Франсуа спрашивает у встретившегося солдата, где можно найти что-нибудь поесть. Тот широко расставляет руки, предлагая весь город: "Бери, братишка, вся Германия теперь твоя! Заходи повсюду, будь как дома, бери что хочешь, не распускай нюни, никогда ты не сделаешь им столько же, сколько они тебе сделали!"

И действительно: все лавки распахнуты настежь, лица всех национальностей Европы, за исключением немецкой, входят в дома и выходят, как правило, нагруженные.

"Tri dnia grabeja!", — сказал мне один русачок. Три дня грабежа, более или менее санкционированного. Начальство глаза закрывает. Русские солдаты, как видно, пищу не ищут, одежду тоже, мебель им также совсем не нужна. Интересуют их больше драгоценности, ценные сувенирчики. И еще — шнапс".

Нашёл наш герой наволочки, наполнил их сахаром, лапшой, чечевицей. Связал всё это в большой узел — и назад, к Марии, предвкушая её удивление и радость...

Однако самому пришлось испытать разочарование, огорчение, страх, невероятность происшедшего. Мария исчезла. Ему рассказали, что русские приезжали на грузовике, собирали русских женщин. "Мария не успела спрятаться, сказала им, что француженка, что ее муж вот-вот вернется, а они ей: заткнись, побросали пожитки в грузовик и уехали. Хотела она оставить тебе записочку, но солдат сказал: "Давай-давай!", — и они укатили. Плакала она, знаешь..."
                   
И отправился он снова на восток -
расспрашивал уйму людей. Русских войск было понемногу повсюду, он обошел все. Обошел всех караульных, сержантов, офицеров.

Видел в разных городках и политзаключенных, и евреев, освобожденных из местного концлагеря. "Видел я их — тощих, лимонно-желтых, с устрашающими глазами. Видел живые скелеты на носилках. Русские заставляли немецких женщин кормить их и ухаживать за ними..."

Видел и разное другое...

Пришёл в большой пересылочный лагерь, но никто не мог ему ничего сказать,но дали понять, что я надоел с моими сердечными муками. "Фронтовые и отпускные романы надо уметь перечеркивать по возвращении. Мужчина ты или кто? В конце-то концов, может, она как раз взяла и перечеркнула? Быть может, ей-то и не хотелось во Францию, в эту дрянную страну, где работяга с голоду погибает под сапогом капиталистов, — а ты об этом подумал, товарищ француз? Не может быть! И вообще мне плевать, вернусь я во Францию или нет! Я согласен и на СССР, — да на что угодно, но только с ней. Она это прекрасно знает! Военные посмеиваются..."

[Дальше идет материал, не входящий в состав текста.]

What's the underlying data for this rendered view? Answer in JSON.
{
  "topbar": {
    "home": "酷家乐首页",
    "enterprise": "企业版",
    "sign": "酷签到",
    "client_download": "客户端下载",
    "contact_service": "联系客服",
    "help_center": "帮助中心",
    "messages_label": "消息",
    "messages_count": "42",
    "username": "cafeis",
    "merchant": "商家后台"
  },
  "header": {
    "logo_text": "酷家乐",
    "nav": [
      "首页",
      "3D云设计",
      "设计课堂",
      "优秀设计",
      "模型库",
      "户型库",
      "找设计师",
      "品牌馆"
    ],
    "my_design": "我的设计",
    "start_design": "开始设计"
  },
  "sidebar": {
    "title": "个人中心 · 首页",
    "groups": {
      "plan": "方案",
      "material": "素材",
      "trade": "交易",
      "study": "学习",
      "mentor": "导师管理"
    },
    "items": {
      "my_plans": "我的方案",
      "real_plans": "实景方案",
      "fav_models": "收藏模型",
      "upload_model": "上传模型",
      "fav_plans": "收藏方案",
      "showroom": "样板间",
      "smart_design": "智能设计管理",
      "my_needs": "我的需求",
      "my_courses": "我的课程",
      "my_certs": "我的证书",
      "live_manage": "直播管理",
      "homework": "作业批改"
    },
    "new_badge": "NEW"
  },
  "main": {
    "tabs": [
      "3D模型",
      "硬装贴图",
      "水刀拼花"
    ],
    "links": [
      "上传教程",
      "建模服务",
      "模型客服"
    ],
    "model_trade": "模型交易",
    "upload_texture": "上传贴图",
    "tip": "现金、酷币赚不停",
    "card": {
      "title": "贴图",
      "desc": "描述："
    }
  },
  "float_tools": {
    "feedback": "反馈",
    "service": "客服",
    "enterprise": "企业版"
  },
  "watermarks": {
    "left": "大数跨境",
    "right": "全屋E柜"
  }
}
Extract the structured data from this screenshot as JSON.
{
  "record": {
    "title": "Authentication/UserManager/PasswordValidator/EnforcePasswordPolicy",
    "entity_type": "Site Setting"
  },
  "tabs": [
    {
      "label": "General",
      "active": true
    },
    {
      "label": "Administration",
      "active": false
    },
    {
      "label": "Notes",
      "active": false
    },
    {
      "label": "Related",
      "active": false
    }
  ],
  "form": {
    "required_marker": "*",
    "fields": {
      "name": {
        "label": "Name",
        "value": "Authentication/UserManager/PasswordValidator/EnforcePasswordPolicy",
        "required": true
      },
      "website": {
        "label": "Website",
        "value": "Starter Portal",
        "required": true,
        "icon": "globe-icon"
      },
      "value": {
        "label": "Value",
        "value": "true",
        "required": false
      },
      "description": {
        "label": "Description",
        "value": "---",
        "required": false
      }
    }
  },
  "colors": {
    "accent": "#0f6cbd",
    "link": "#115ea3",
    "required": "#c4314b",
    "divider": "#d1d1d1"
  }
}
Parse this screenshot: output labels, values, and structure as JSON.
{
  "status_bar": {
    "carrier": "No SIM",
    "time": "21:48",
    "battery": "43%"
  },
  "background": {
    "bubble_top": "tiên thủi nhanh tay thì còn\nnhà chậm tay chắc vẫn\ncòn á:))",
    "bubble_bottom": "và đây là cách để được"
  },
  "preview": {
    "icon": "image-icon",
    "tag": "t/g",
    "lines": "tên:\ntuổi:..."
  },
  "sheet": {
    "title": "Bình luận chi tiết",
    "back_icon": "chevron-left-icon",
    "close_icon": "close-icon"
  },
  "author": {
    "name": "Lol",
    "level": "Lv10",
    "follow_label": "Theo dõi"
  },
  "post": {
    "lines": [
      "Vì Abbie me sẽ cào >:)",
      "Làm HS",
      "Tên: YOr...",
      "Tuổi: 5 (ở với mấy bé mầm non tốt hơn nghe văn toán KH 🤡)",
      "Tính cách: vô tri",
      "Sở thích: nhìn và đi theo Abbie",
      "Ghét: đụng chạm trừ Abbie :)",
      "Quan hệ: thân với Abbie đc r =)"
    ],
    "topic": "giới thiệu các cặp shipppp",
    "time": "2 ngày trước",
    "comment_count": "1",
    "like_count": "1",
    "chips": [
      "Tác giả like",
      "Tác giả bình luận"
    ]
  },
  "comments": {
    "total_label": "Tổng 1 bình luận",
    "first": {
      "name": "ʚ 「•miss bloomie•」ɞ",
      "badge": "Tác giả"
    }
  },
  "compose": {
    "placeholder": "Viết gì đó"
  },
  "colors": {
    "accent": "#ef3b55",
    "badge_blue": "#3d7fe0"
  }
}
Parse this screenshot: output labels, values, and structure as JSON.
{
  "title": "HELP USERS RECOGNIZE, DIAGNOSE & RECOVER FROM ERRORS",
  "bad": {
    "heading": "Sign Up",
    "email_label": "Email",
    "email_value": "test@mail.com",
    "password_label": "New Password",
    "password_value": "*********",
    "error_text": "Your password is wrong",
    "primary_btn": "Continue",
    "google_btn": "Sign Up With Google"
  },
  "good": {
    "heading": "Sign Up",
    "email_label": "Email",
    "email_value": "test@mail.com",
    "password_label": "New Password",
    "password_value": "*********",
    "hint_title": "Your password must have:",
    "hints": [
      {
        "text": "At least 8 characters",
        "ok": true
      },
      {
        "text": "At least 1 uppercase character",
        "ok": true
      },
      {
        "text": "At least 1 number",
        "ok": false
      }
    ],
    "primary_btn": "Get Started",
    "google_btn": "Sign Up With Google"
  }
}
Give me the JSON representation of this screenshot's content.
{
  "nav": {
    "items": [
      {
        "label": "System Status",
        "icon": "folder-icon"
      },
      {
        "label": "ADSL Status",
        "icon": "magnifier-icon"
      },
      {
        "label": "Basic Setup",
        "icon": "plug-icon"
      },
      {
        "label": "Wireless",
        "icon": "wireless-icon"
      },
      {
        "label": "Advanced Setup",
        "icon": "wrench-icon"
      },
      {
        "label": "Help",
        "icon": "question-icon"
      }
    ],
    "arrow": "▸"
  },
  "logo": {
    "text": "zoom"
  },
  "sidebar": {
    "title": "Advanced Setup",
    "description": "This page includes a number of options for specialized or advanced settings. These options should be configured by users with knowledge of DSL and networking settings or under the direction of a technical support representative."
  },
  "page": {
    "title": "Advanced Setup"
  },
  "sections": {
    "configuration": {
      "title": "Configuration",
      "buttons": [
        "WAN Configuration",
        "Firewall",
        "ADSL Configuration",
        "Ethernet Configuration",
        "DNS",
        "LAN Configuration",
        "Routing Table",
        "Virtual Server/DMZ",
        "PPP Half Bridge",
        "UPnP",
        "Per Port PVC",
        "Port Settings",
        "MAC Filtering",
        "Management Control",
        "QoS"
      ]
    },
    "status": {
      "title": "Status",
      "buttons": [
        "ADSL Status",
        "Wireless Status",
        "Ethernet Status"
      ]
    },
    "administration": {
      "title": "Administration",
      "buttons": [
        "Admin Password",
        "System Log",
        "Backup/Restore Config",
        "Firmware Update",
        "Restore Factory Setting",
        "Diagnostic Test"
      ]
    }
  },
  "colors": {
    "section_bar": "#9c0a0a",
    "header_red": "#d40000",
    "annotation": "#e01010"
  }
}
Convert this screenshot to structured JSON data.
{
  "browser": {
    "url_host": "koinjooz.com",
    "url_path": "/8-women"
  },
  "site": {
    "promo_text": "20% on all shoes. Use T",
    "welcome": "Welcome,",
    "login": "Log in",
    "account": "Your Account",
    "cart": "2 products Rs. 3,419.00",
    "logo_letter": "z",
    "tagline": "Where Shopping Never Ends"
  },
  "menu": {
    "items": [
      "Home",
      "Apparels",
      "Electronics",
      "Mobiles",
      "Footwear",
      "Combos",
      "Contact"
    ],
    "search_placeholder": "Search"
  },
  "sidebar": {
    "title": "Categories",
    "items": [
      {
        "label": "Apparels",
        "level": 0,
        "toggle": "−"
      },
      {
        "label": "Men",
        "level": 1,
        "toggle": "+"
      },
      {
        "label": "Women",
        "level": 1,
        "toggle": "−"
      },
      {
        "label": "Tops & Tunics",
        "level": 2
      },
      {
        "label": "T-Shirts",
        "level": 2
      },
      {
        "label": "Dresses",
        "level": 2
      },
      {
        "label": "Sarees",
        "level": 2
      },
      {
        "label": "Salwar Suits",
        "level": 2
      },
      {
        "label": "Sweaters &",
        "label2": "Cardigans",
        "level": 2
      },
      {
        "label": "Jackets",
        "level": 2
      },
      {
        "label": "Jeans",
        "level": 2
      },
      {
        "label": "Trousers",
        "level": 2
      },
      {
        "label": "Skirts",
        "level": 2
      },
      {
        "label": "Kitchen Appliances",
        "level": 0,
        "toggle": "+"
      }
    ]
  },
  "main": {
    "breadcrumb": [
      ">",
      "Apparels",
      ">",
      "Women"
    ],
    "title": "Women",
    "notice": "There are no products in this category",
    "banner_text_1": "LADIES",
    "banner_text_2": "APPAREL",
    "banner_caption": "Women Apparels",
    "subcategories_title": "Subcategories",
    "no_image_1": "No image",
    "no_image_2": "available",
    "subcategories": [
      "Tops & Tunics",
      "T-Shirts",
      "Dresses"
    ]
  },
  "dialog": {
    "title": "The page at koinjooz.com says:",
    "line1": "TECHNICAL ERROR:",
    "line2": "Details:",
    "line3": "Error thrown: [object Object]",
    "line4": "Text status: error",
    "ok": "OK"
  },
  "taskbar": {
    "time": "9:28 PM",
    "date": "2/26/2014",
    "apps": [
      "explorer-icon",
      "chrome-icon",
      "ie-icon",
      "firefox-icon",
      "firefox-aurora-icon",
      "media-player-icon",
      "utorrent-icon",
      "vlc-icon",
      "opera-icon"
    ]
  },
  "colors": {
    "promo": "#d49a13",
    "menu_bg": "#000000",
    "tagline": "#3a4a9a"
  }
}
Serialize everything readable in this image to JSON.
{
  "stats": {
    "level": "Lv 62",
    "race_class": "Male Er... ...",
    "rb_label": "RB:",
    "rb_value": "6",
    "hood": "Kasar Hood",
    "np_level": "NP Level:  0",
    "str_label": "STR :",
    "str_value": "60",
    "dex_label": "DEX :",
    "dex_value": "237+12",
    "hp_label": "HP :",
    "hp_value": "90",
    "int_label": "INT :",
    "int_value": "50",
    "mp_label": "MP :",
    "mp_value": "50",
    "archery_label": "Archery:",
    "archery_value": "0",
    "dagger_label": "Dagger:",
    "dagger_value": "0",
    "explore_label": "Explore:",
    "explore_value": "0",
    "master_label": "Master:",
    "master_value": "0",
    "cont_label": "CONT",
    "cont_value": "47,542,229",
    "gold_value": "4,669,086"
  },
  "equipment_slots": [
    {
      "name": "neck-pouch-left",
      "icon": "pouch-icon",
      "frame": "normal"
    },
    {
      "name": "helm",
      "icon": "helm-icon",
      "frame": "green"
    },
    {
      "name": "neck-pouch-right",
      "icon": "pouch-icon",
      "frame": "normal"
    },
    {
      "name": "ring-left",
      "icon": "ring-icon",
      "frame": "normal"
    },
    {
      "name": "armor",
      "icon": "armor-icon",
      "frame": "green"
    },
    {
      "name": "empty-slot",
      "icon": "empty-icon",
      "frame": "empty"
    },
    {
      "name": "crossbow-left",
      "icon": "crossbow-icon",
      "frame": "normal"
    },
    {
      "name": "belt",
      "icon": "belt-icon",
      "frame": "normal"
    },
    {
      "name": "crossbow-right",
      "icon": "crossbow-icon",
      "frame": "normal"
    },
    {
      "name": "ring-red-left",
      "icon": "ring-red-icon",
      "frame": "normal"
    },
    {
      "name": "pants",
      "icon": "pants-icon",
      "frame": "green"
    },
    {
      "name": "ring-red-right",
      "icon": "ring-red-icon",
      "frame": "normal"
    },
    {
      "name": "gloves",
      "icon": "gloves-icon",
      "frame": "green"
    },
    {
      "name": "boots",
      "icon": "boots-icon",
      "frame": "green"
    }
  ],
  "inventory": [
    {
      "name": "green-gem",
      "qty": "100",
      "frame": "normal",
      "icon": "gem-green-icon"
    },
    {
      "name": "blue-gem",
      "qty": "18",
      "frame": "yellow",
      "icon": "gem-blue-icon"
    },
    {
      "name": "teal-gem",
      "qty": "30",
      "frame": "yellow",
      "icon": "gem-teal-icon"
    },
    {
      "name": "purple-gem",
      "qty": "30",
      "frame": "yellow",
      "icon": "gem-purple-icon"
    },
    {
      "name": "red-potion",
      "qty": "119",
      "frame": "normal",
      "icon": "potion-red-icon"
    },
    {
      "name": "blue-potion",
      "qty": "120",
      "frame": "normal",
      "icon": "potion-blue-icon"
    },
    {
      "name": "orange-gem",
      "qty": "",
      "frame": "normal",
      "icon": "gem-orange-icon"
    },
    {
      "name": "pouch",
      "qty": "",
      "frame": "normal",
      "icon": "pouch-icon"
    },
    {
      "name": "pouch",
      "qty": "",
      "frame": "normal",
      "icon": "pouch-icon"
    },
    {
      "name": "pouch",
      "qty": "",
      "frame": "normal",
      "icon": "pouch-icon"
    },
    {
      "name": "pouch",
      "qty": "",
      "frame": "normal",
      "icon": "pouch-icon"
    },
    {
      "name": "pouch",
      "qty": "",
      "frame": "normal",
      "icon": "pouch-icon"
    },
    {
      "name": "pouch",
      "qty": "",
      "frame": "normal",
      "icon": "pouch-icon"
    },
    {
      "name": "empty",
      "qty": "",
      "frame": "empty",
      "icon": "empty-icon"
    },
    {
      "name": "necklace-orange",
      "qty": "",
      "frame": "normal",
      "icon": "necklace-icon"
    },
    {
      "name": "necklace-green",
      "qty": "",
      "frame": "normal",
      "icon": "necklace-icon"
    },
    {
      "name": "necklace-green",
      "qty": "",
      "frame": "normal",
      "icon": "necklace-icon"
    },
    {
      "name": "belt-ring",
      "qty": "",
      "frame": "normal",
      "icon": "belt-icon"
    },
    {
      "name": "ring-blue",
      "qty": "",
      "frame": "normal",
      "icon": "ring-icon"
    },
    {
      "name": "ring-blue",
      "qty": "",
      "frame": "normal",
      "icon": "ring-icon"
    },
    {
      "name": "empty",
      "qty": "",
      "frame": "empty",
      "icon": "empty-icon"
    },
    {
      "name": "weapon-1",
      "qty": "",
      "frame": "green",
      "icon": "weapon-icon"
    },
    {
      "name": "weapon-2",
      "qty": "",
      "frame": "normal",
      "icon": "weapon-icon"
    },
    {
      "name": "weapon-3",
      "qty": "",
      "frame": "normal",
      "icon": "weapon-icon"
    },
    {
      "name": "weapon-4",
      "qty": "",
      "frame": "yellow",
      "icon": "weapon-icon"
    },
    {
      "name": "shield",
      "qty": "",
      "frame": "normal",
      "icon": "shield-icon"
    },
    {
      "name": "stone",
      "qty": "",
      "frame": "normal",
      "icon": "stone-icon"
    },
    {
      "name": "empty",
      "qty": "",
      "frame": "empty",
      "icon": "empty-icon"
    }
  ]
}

Постепенно он теряет надежду...на смену ей приходит тревога, смятение, паника...

"Исколесил я эту дрянную страну во всех направлениях. Топал из одного разрушенного города в другой, руководствуясь сведениями, от которых бы просто пожал плечами, если бы был в своем уме. Попадая иногда в самую гущу едва отвоеванной военный зоны, слыша порой канонаду по другую сторону холма. Я шел и шел"..."Ну да, впал в отчаяние, в общем, так это называется...

А потом я подумал: "Найду я ее из Франции. Покинуть это Средневековье, где ничего нельзя сделать, только шагать и шагать. На цивилизованной земле можно действовать. Есть же организации разные: Красный Крест, консульства. Есть телефон, телеграф, письма. Как только у меня будет хоть одна верная примета — помчусь за ней. Если она в СССР — я эмигрирую в СССР. Вот как надо теперь действовать, и больше никак!»
В тот момент меня как будто осенило. Ослепительно!
И вот я пошел на Запад".
                    
И прибыл в американскую зону.
"Так, значит, — приехали. Пересекли линию фронта. Не было никаких формальностей, даже не остановились.
И прямо сразу, что же мы видим? Справа, слева, теснясь по огромной долине до самого горизонта, — машины темно-зеленого цвета. Разного рода. "Кубели" с откидным верхом и углами, вычерченными по линейке, офицерские "мерседесы", грузовички, угнанные из Франции "ситроэны", бронемашины, бронетранспортеры и полу-бронетранспортеры, какие-то штучки на гусеницах, грузовики, грузовики, грузовики, мотоциклы, мотоциклы, мотоциклы… И все это с номерными знаками SS!"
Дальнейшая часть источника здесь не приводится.